Mike
- Other name: Miracle Mike
- Species: Gallus gallus domesticus
- Breed: Wyandotte
- Sex: Male
- Hatched: April 1945 Fruita, Colorado, U.S.
- Died: March 17, 1947 (aged 23 months) Phoenix, Arizona, U.S.
- Cause of death: Death by choking
- Owner: Lloyd Olsen
- Appearance: Sideshows

= Mike the Headless Chicken =

Chicken that survived decapitation

Mike the Headless Chicken (April 1945 – March 17, 1947) was a male Wyandotte chicken that lived for 18 months after he was beheaded, surviving because most of his brain stem remained intact, and a blood clot prevented him from bleeding to death. After the beheading, Mike achieved national fame; he died in March 1947. In his hometown, Fruita, Colorado, U.S., an annual "Mike the Headless Chicken Day" is held in May. Mike has the record for the longest surviving chicken without a head in Guinness World Records.

==Life==
On September 10, 1945, farmer Lloyd Olsen of Fruita, Colorado, United States, was planning to eat supper with his mother-in-law and was sent out to the yard by his wife to bring back a chicken. Olsen chose a five-and-a-half-month-old Wyandotte chicken named Mike. The axe removed the bulk of the head, but missed the jugular vein, leaving one ear and most of the brain stem intact.

Despite Olsen's attempt to behead Mike, the chicken could still balance on a perch and walk clumsily. He attempted to preen, peck for food, and crow, though with limited success; his "crowing" consisted of a gurgling sound made in his throat. When Mike did not die, Olsen decided to care for the bird. He fed him a mixture of milk and water via an eyedropper and gave him small portions of corn and worms.

It was determined that the axe had missed the jugular vein and a clot had prevented Mike from bleeding to death. Although most of his head was severed, most of his brain stem and one ear were left on his body. Since basic functions (breathing, heart rate, etc.) as well as most of a chicken's reflex actions are controlled by the brain stem, Mike was able to remain quite healthy. This is an example of central motor generators enabling basic homeostatic functions to be carried out in the absence of higher brain centres. In addition, birds possess a secondary balance organ in the pelvic region, the lumbosacral organ, which controls walking locomotion virtually independently from the vestibular organ involved in flight. This has been used to explain how a headless chicken can walk and balance, despite the destruction of much of the cranial vestibular system.

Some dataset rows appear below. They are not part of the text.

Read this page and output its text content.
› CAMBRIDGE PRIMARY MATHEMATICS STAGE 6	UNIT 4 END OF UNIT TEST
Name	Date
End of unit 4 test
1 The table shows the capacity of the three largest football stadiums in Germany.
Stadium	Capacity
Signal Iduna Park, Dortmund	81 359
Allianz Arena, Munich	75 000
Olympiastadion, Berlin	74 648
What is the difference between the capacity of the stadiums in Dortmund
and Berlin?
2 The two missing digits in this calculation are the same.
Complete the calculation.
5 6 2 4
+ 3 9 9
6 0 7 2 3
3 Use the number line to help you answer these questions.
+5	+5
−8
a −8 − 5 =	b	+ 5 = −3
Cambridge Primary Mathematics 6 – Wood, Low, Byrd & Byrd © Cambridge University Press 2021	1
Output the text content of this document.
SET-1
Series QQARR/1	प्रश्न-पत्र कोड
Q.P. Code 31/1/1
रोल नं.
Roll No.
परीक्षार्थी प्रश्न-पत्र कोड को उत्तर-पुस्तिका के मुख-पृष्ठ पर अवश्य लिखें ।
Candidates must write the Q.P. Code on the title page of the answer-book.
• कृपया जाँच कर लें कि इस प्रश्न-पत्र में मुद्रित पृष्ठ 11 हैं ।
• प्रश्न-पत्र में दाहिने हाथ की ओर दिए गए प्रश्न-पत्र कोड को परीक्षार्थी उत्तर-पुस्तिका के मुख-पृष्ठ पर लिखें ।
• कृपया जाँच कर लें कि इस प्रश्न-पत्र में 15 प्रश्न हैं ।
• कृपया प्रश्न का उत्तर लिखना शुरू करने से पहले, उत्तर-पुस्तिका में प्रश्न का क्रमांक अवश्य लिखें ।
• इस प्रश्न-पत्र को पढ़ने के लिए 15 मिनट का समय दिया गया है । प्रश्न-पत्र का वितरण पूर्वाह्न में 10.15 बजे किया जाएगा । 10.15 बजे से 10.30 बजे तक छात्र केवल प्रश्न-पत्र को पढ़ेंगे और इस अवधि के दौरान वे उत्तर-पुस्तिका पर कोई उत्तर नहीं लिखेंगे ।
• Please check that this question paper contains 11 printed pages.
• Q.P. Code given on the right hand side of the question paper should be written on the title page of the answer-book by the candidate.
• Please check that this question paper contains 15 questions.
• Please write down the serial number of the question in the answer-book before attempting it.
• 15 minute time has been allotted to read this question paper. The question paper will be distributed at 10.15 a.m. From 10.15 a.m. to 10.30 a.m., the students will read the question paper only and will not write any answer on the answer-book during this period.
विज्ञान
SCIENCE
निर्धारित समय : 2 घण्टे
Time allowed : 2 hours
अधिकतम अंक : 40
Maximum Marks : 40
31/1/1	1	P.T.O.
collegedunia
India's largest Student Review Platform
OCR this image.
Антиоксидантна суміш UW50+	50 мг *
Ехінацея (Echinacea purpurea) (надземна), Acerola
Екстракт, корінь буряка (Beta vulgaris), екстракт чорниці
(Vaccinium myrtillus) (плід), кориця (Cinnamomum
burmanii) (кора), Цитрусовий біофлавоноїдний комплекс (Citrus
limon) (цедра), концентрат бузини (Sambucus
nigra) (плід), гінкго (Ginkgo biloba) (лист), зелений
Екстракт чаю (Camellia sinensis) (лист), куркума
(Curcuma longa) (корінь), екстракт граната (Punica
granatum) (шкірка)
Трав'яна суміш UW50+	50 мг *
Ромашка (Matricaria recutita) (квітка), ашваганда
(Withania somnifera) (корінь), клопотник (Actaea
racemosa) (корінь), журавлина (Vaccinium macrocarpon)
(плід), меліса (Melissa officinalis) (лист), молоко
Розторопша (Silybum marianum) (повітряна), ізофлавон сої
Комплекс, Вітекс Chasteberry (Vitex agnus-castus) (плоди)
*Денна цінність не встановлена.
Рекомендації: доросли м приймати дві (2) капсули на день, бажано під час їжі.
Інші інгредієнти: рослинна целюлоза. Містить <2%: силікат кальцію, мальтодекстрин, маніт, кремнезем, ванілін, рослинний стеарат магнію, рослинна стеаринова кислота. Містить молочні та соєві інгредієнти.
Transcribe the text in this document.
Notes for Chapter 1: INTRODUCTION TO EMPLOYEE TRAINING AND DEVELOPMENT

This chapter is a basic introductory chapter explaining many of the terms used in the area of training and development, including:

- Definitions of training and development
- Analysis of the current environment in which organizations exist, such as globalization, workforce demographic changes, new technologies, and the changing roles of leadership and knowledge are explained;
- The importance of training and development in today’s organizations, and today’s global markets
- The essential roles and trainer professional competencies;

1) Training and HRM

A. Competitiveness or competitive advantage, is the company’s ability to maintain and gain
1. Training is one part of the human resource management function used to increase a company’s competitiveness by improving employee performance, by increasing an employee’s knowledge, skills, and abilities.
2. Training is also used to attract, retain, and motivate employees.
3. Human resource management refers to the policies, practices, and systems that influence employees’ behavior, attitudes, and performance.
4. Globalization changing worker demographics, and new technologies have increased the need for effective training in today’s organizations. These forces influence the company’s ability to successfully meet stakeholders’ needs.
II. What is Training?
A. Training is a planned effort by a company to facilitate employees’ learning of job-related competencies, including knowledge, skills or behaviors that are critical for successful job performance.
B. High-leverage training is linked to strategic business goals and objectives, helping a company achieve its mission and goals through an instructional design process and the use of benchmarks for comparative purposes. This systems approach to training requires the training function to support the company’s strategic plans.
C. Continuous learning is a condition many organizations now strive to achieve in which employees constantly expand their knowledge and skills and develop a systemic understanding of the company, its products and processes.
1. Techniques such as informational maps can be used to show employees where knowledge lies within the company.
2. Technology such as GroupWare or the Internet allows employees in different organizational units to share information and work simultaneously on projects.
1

Once his fame had been established, Mike began a career of touring sideshows in the company of such other anomalies as a two-headed baby. He was also photographed for dozens of magazines and papers, and was featured in Time and Life magazines. Mike was put on display to the public for an admission cost of 25 cents. At the height of his popularity, the chicken's owner earned $4,500 per month; Mike was valued at $10,000.

In March 1947, at a motel in Phoenix, Arizona, on a stopover while traveling back from tour, Mike started choking on his mucus in the middle of the night. The Olsens had inadvertently left their feeding and cleaning syringes at the sideshow the day before, and so were unable to save Mike. Olsen claimed that he had sold the bird off, resulting in stories of Mike still touring the country as late as 1949. Other sources say that the chicken's severed trachea could not properly take in enough air to be able to breathe, and he therefore choked to death in the motel.

==Legacy==
Mike the Headless Chicken is a cultural institution in Fruita, Colorado, with an annual "Mike the Headless Chicken Day", the third weekend of May since 1999. Events held include the "5K Run Like a Headless Chicken Race", egg toss, "Pin the Head on the Chicken", the "Chicken Cluck-Off", and "Chicken Bingo", in which chicken droppings on a numbered grid choose the numbers.

Mike the Headless Chicken was an inspiration for the poultry-themed comedy punk band Radioactive Chicken Heads, serving as the subject of their 2008 song "Headless Mike", for which a music video was filmed. The band also features a Headless Mike puppet which is frequently used in their live shows.